Techniques to measure cardiac output must be able to detect short-term and transient changes.

This may require more complex or invasive monitoring. Some measurement strategies from the meta-analysis include esophageal Doppler, TTE, PiCCO, and Vigileo.
11/ Rule 4:

Cardiac output should be measured not only before and during PLR but also after to check that it has returned to baseline.
12/ The thought is that a return to baseline suggests that any variation was more likely related to changes in cardiac preload than to spontaneous variations of the inherent disease.

This rule seems to be less evidence-based and more “stands to reason”.
13/ Rule 5:

Precautions must be taken to minimize pain, cough, discomfort, or awakening.
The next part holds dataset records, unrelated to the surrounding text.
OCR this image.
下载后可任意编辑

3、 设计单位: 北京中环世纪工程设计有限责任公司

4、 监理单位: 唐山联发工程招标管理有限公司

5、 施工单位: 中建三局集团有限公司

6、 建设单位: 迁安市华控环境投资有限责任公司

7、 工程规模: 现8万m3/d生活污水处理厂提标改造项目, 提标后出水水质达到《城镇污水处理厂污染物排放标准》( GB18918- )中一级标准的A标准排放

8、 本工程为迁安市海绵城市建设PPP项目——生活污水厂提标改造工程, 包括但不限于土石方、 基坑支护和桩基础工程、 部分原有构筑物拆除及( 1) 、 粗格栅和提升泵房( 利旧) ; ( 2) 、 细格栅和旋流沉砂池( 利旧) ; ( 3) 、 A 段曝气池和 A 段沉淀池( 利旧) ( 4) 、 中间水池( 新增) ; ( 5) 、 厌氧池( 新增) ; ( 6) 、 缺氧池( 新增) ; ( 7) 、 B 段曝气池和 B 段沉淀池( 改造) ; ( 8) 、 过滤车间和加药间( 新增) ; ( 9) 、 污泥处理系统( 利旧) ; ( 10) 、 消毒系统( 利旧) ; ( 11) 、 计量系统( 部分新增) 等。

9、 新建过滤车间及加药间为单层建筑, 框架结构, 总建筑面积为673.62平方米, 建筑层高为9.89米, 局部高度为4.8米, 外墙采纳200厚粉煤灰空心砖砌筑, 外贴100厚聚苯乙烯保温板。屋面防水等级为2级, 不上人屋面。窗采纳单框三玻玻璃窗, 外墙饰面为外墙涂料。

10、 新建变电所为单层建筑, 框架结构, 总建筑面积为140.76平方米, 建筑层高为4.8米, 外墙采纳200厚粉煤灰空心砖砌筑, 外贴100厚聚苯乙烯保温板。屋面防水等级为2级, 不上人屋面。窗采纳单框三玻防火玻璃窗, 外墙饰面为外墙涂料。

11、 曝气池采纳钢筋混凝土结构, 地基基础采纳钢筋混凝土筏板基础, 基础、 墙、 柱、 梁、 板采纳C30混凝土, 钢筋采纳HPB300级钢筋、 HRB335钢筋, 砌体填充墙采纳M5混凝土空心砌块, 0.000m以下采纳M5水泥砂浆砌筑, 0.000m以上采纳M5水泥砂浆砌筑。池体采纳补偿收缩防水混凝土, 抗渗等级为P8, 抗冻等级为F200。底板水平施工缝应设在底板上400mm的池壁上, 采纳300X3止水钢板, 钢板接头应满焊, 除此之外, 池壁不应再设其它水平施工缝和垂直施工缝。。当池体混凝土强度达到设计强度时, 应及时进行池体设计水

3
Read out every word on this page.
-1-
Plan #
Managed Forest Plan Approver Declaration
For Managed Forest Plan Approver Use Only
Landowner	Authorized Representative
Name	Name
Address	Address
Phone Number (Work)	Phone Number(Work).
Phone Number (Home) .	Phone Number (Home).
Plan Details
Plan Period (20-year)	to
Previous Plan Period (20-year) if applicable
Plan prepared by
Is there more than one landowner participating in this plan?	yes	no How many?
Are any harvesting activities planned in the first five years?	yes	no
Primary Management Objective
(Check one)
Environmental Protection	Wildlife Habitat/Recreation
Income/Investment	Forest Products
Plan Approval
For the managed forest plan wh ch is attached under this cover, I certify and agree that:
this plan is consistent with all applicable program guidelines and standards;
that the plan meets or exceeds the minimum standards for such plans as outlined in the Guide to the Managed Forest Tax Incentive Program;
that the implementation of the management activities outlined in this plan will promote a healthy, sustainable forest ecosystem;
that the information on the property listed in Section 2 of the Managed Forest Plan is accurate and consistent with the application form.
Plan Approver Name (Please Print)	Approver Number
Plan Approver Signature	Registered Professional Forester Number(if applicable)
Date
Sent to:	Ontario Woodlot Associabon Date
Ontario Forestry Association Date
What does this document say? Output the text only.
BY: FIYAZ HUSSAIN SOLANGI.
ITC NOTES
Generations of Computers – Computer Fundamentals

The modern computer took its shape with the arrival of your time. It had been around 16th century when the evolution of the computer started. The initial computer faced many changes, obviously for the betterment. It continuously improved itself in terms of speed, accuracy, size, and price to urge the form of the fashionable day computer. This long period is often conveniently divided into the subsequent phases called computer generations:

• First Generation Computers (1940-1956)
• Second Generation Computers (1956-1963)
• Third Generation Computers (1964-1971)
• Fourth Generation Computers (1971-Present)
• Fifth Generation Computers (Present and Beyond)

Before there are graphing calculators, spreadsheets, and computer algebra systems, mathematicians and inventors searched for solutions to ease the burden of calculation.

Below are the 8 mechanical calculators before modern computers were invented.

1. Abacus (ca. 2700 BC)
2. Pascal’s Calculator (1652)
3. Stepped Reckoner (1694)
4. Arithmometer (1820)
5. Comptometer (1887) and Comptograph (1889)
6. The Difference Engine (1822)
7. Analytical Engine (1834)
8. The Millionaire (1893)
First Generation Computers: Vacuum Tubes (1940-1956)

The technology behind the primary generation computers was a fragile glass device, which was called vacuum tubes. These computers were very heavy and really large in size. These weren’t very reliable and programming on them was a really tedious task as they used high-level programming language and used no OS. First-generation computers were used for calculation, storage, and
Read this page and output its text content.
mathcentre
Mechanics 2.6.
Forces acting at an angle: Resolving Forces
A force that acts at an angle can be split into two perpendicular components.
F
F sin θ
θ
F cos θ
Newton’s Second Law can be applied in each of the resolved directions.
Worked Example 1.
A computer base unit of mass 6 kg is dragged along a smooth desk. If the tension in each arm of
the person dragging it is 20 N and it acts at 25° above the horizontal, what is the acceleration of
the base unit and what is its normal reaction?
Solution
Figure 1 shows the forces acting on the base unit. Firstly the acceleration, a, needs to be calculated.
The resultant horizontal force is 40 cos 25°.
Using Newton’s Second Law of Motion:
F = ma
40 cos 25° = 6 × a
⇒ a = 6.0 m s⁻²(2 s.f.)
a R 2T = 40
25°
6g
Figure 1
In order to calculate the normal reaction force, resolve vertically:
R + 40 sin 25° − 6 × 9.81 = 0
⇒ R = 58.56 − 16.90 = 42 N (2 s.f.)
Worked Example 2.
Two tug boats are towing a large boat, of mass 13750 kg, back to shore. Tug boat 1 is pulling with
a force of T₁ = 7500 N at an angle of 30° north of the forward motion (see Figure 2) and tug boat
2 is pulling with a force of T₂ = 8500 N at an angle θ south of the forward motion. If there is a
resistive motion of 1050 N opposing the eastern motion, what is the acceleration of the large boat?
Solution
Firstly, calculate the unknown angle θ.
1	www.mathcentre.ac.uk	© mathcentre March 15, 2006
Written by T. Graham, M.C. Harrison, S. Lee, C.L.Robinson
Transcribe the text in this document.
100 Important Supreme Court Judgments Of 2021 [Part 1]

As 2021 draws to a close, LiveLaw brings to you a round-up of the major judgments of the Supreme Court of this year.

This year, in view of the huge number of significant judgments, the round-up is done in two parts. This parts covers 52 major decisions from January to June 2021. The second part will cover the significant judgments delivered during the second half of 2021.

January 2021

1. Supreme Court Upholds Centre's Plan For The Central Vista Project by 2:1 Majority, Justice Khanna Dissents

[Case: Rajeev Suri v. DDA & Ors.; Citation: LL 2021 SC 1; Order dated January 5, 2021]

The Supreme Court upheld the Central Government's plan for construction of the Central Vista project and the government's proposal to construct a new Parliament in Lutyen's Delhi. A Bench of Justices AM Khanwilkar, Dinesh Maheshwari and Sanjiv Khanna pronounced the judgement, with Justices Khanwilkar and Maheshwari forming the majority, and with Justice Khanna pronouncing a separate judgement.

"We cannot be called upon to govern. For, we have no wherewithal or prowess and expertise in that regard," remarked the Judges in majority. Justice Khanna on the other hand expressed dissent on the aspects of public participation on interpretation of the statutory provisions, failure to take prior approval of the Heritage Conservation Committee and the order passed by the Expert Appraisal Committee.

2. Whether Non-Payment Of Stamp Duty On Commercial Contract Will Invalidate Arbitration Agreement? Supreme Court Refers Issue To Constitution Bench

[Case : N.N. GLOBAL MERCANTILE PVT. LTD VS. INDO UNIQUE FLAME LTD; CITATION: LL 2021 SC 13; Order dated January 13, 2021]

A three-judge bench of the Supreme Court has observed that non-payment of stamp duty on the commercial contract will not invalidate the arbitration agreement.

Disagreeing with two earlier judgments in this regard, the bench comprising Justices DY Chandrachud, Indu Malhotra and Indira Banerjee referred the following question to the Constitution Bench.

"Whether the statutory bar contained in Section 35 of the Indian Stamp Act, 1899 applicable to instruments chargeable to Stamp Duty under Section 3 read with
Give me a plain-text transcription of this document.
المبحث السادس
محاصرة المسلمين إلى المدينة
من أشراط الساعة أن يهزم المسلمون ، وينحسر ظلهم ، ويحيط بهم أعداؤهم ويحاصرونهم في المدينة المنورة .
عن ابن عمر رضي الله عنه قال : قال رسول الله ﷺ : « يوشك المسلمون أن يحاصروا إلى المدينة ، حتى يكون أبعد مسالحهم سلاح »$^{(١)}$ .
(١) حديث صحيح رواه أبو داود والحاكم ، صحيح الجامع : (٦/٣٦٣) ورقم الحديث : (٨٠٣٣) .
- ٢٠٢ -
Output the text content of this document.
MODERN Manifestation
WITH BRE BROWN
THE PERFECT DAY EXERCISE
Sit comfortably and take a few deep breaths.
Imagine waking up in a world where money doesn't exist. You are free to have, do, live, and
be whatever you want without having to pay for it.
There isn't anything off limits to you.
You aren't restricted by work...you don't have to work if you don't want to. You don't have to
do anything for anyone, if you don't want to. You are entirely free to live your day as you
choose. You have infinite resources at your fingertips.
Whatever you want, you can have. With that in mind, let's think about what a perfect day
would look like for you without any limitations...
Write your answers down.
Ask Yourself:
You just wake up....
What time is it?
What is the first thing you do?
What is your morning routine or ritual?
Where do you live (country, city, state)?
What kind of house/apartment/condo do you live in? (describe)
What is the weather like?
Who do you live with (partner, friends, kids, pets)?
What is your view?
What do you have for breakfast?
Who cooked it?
A significant increase in heart rate might suggest adrenergic stimulation and confound the results of the PLR.
14/ It turns out that aggressively lifting the legs of my hypotensive 85-year old patient with chronic lower back pain and watching for an increase in blood pressure was probably not the right way to do it...
15/ Five rules!

📌 Baseline position semi-recumbent (45°)
📌 Directly measure cardiac output (or surrogate)
📌 Expect results to be short-term and transient
📌 Measure before and during but also after
📌 Minimize adrenergic stimulation
16/ How do you perform the test and do you find it useful?

Thanks again to Dr. Xavier Monnet and Dr. Jean-Louis Teboul.